Aleksandr Evgenyevich Maltsev (Александр Евгеньевич Мальцев, born 22 June 1995) is a 4-time world champion and 6-time European champion in artistic swimming (mixed duet) and a founder of men's artistic swimming in Russia. Aleksandr is the most titled male artistic swimmer in the world. He is recognized as the best male artistic swimmer in the world by the International Swimming Federation (FINA) (2015, 2017, 2019, 2021) and as the best male artistic swimmer in Europe by the European Swimming League (LEN) (2019, 2021).

==Career==
Maltsev was enrolled by his mother in a synchronized swimming group at a local sports school in St. Petersburg when he was 7. At the time, they accepted everyone, boys and girls. At age of 10, Maltsev was selected for the St. Petersburg municipal team and at 15, he was training with Russia's female synchronized swimmers for the first time. Despite being the only male synchronized swimmer in the national team, Maltsev continued to pursue his career even with attempts to divert his attention to water polo and diving. He continued to train his favorite sport even though many people did not understand or support his desires.
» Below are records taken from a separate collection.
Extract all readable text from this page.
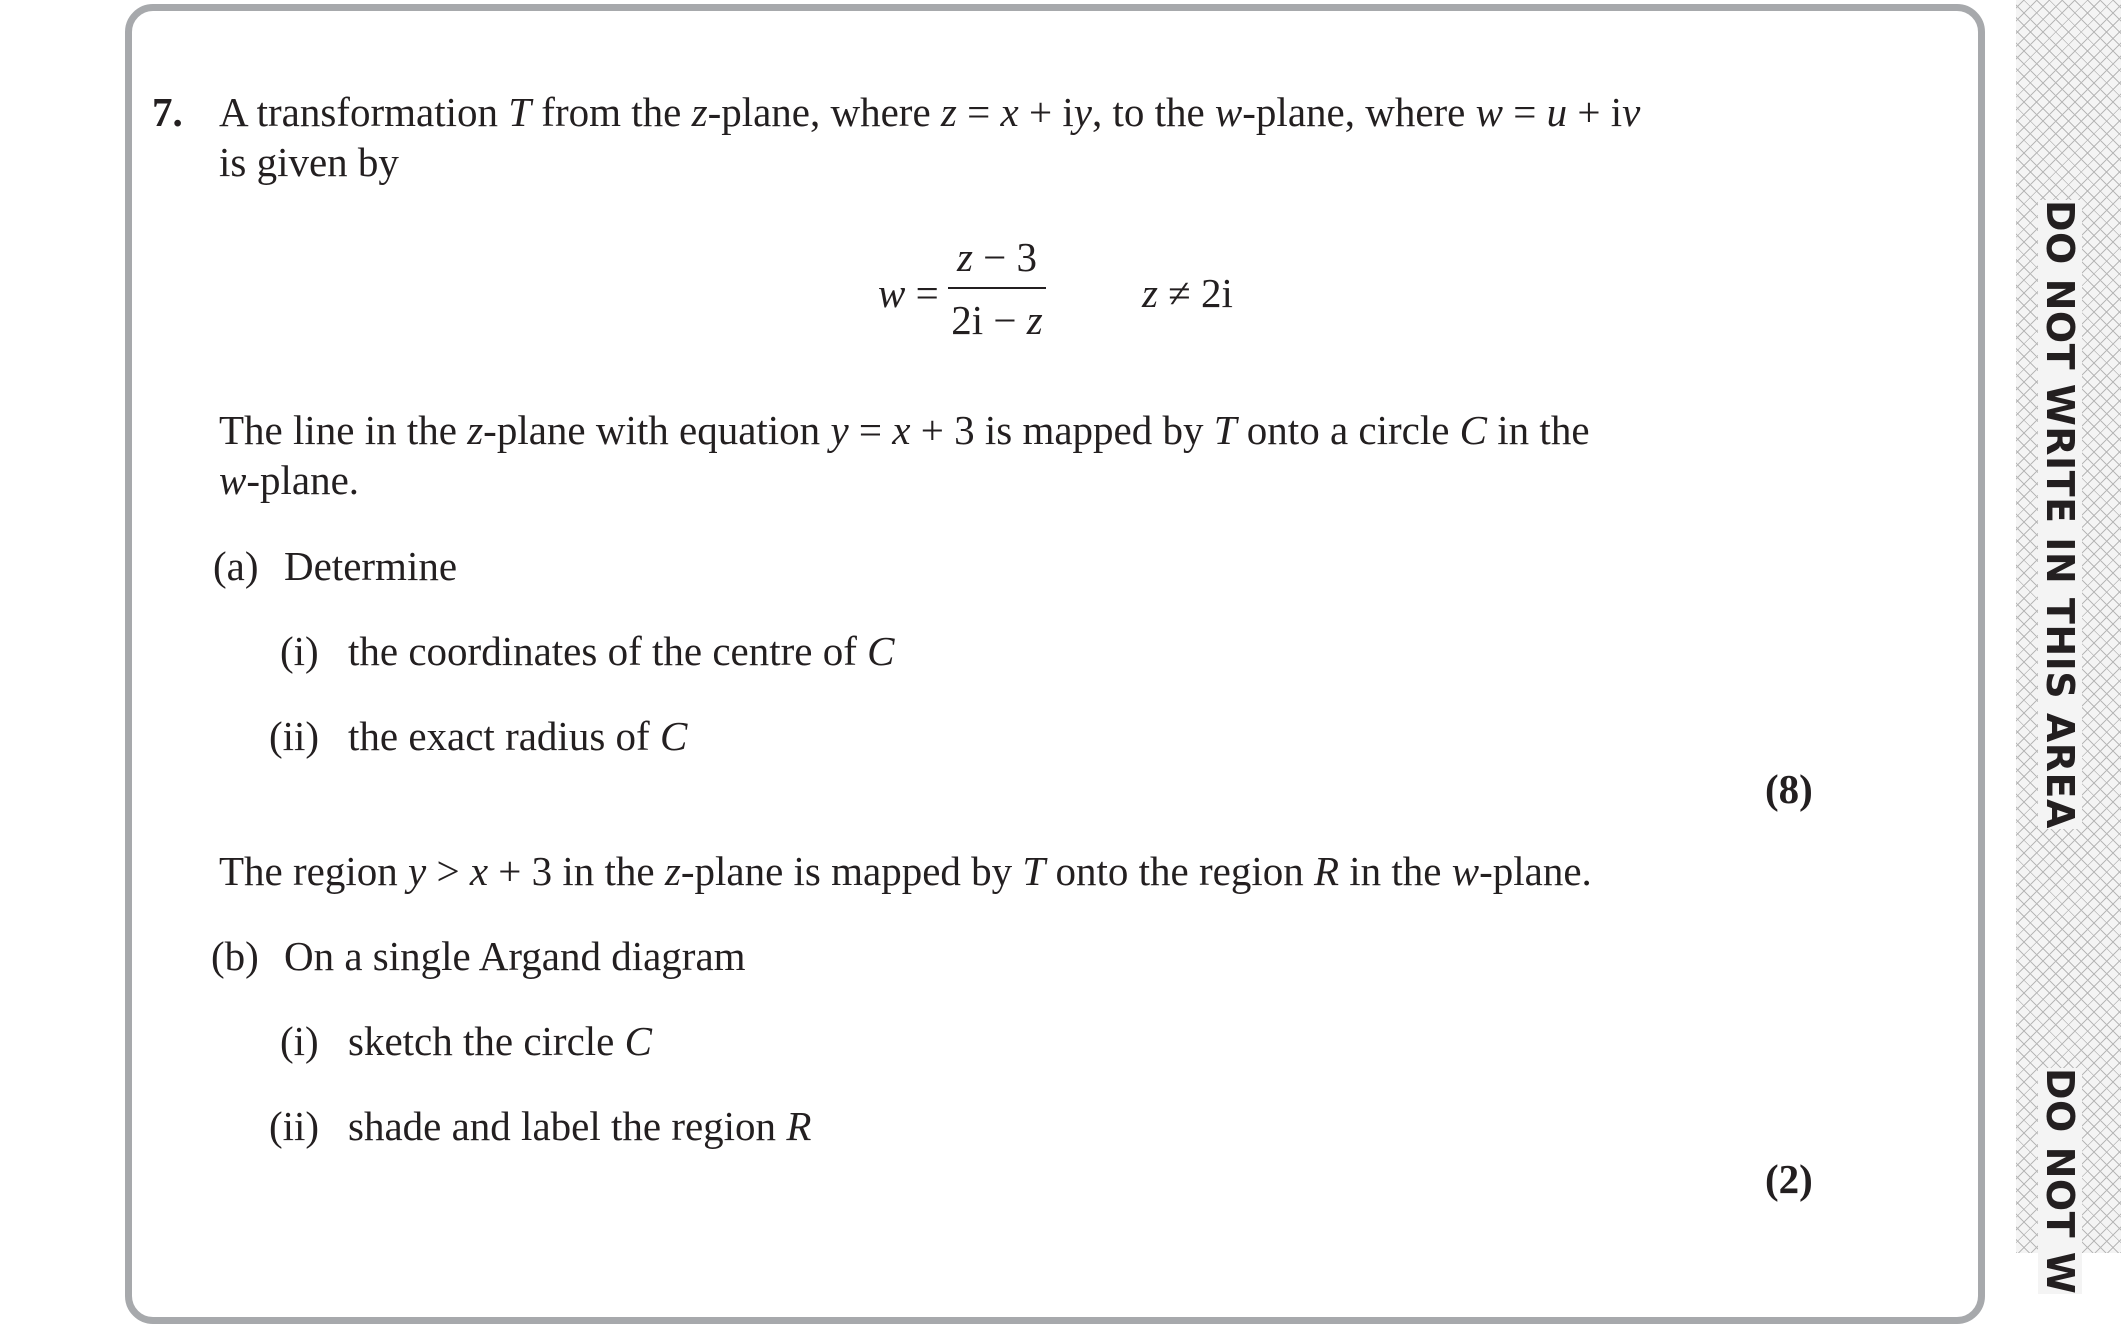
DO NOT WRITE IN THIS AREA
DO NOT W
7. A transformation T from the z-plane, where z = x + iy, to the w-plane, where w = u + iv
is given by
w =
z − 3
2i − z
z ≠ 2i
The line in the z-plane with equation y = x + 3 is mapped by T onto a circle C in the
w-plane.
(a) Determine
(i) the coordinates of the centre of C
(ii) the exact radius of C
(8)
The region y > x + 3 in the z-plane is mapped by T onto the region R in the w-plane.
(b) On a single Argand diagram
(i) sketch the circle C
(ii) shade and label the region R
(2)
In 2014, FINA officially approved of adding mixed-gender events in synchronized swimming and diving under its banner after a vote at the Extraordinary Congress in Doha (Qatar). Maltsev began pairing up with Darina Valitova. They competed at the Italian Open Test in Mixed Duet free where they took gold medals.

At the 2015 World Aquatics Championships in Kazan, Maltsev/Valitova represented Russia at the inaugural Mixed Duet in synchronized swimming, after leading the preliminaries in Mixed Duet technical, they finished second in the finals losing just 0.2122 points to Americans Bill May and Christina Jones. They avenged their loss by winning the gold in Mixed Duet free with a score of 91.7333 points ahead of May/Lum.

Maltsev partnered with Mikhaela Kalancha at the 2016 European Championships; where they won gold in mixed free and technical routines. In November 2016, the Maltsev/Kalancha pair performed the newly composed Swan Lake at the 11th FINA Synchronized Swimming World Trophy in Yangzhou (China) and won the title in 92.6000 points.
The next year, they took part in the 2017 World Aquatics Championships in Budapest, and won gold and silver in the mixed free and technical routines respectively.

In 2018, he began partnering with Mayya Gurbanberdieva. Their duet took gold medals in free routine of two steps of the FINA Artistic Swimming World Series 2018 in Paris and Syros Island. At the 2018 European Championships there they won gold in mixed free and technical routines.

In 2019, the Maltsev/Gurbanberdieva duet won the Superfinal of the FINA Artistic Swimming World Series, winning 10 gold medals in technical and free duets at the steps of this series (Kazan, Tokyo, Beijing, Barcelona, Budapest). A month later, in Gwangju Maltsev and Gurbanberdieva won 2 gold medals at the same World Championships for the first time in the history of mixed duets, performing with the technical routine "Tango" and the free one "Sing, Sing, Sing".

==Education==
He graduated from the Russian State University of Physical Education, Sport, Youth and Tourism. In 2017, he received a bachelor's degree in Physical culture. In 2019, he received a master's degree in Sports.

==Awards and titles==
- Honored Master of Sports of Russia.
- The best male artistic swimmer in the world (2015, 2017, 2019, 2021) by the FINA.
- The best male artistic swimmer in Europe (2019, 2021) by the LEN.